Canadian researchers have developed a vaccine that they say will keep deadly E. coli bacteria out of our food and water supplies.
The vaccine works by dramatically reducing the amount of E. coli shed by cattle in their manure, says Dr. Lorne Babiuk, who helped develop the vaccine with a team from the University of British Columbia, the University of Saskatchewan and the Alberta Research Council.
"For example, in a normal animal, they might excrete 1 million bacteria per gram of manure," Babiuk explained to Canada AM. "After they're vaccinated, they excrete maybe 1,000.
"So, that's a reduction of a thousandfold, which clearly reduces the amount of contamination of the environment."
The vaccine specifically targets E. coli 0157:H7, the strain that killed seven people in Walkerton, Ont., and that was most recently linked to tainted spinach in the United States.
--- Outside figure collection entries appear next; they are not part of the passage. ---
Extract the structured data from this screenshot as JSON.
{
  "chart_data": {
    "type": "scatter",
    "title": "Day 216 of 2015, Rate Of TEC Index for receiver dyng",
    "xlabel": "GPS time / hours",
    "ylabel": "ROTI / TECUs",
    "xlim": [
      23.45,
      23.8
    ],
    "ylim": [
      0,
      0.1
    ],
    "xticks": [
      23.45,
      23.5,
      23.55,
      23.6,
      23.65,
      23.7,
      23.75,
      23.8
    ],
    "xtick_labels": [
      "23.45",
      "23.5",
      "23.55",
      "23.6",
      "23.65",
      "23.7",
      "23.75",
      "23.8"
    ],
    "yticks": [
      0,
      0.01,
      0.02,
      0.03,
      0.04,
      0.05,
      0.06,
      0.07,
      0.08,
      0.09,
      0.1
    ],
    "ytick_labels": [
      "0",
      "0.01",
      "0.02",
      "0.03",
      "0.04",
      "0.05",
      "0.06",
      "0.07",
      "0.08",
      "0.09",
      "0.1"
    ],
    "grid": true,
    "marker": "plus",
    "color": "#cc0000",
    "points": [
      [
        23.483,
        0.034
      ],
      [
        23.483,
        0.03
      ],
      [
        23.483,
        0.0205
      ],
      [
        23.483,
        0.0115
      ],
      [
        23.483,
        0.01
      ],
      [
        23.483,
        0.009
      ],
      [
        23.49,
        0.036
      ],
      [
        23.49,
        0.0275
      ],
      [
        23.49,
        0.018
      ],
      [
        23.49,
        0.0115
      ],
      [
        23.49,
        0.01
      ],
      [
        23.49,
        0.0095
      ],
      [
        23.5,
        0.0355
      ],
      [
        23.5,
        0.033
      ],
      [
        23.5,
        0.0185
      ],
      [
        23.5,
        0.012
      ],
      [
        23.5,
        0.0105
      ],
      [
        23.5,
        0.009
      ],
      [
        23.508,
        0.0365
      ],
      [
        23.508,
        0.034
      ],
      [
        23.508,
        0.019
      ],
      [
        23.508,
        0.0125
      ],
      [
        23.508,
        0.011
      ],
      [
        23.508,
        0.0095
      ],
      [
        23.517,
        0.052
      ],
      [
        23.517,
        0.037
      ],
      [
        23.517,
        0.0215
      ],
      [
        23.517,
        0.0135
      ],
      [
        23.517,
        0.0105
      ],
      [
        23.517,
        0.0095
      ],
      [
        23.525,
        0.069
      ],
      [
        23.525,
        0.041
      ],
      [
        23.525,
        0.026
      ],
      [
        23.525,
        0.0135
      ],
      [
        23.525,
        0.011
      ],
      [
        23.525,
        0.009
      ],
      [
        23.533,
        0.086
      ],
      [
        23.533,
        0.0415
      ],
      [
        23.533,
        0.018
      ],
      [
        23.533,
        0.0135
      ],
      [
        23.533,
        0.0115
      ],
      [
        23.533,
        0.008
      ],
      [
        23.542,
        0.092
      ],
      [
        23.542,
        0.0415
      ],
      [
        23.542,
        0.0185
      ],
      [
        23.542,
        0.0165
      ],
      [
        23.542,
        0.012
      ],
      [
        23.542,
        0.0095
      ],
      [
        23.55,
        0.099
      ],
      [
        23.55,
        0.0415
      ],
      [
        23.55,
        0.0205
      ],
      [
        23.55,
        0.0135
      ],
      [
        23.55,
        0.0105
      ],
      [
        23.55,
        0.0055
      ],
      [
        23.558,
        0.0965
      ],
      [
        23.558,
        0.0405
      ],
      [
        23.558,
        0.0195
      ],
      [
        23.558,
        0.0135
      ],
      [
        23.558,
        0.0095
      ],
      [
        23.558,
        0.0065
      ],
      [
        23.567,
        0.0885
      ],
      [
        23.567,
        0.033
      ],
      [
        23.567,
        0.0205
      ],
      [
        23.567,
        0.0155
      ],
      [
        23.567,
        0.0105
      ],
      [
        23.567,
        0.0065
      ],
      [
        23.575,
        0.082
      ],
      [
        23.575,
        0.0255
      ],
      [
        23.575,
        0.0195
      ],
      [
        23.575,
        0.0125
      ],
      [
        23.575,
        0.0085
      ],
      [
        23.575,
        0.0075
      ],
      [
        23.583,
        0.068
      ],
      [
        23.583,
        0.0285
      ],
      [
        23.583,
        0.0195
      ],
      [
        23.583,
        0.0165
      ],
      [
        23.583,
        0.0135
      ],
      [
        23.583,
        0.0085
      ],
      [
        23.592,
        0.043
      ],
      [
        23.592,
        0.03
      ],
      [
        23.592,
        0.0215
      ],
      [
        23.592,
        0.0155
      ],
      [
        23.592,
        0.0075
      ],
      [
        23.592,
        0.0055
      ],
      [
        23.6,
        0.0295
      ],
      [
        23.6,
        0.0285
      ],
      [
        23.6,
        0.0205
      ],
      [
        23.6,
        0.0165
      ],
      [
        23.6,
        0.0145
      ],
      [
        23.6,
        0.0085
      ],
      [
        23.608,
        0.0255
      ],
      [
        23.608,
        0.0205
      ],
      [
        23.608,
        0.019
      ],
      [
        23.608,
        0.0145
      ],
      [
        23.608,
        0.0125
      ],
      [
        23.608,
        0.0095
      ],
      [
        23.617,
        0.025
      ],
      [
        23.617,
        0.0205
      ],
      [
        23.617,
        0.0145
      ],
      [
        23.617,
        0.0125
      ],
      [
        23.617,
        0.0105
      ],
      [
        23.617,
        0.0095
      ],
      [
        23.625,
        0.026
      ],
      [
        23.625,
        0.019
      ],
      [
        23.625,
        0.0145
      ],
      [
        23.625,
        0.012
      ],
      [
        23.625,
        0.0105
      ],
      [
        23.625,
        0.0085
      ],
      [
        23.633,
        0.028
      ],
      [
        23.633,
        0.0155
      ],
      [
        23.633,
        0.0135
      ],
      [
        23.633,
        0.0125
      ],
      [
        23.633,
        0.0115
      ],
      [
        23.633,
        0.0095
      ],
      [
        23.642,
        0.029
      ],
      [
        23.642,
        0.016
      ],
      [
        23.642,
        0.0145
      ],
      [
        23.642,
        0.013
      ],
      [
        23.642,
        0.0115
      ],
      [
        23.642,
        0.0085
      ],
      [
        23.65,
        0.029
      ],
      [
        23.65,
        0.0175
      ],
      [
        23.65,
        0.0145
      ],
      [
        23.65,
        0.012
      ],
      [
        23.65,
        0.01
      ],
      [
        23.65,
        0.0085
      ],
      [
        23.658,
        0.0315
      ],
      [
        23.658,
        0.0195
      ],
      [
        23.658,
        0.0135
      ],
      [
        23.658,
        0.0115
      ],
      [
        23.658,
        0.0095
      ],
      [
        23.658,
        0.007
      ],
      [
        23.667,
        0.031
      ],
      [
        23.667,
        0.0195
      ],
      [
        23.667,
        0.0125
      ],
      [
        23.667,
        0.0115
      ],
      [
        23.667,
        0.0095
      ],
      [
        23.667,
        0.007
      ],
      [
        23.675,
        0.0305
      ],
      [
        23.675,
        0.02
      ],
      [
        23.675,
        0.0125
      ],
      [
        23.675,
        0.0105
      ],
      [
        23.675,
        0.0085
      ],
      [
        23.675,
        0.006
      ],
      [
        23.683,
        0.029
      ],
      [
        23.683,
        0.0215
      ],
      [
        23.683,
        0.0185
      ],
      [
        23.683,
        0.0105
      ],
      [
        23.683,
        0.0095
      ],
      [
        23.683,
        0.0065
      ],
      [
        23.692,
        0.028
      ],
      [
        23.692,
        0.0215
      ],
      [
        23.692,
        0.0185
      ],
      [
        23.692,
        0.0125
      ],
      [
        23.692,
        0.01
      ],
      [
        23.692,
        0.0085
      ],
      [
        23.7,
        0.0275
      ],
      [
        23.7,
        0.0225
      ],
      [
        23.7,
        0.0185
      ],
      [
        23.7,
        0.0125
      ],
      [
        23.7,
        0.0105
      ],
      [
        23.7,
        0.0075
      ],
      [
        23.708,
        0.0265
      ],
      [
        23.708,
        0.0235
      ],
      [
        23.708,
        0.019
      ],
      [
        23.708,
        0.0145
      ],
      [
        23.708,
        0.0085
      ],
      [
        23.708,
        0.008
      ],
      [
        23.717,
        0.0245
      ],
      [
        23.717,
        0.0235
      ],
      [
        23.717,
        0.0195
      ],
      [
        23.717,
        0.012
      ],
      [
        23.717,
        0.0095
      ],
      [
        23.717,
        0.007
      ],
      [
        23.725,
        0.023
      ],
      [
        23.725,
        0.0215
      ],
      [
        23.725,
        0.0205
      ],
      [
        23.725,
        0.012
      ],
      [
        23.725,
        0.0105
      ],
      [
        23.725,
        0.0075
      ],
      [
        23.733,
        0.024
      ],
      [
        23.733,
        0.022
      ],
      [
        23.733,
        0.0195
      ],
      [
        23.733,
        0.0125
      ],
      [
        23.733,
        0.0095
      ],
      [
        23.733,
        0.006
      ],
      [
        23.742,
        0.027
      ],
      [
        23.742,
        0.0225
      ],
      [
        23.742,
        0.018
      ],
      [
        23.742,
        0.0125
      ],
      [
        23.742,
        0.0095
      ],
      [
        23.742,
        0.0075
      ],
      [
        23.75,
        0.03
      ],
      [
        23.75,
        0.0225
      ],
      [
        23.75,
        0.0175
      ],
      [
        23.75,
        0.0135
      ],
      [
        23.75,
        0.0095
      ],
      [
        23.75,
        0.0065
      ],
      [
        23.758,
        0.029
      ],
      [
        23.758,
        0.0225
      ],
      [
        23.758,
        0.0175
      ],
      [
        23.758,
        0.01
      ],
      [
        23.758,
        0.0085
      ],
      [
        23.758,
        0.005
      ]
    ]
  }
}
Meat and poultry can become contaminated with the bacterium during slaughter by contact with small amounts of intestinal content or feces. And produce and water sources can be contaminated from E, coli-laced runoff.
E. coli doesn't make cattle sick. But when humans eat food or water contaminated with the bacteria, they can develop bloody diarrhea, severe cramps and potentially fatal kidney failure.
"What is new about this is that normally, we vaccinate cattle to protect cattle against cattle diseases, and we vaccinate humans to protect humans against human infection. But here, we're vaccinating an animal to protect a human from an infection," says Babiuk.
Babiuk believes that cattle farmers will begin vaccinating their herds, not to protect the health of their cows, but because consumers will demand it.
"The companies that are going to buy the meat will probably require or request that they be vaccinated to reduce the contamination," he says.
"Or the supermarket may actually say we want to have all of our beef from vaccinated animals."
Graeme McRae, the CEO of Bioniche Life Sciences Inc. which is producing the vaccine, believes Canada is the first country to approve such a product.
"This is a major breakthrough in terms of controlling a disease that appeared to me uncontrollable," says McRae.
Canada is the first country to approve such a product and McRae says the company is already getting requests from Canadian cattle producers for the vaccine. But it's not available quite yet.
The vaccine was given preliminary approval by the Canadian Food Inspection Agency two weeks ago, allowing Bioniche to sell the vaccine to Canadian veterinarians, while they provide additional test information to the inspection agency.
Babiuk says that if all goes well with the final tests, the vaccine could be on the market in about 18 months.
What's more, his team is hoping to use their research to develop similar vaccines to prevent salmonella and Campylobacter in poultry.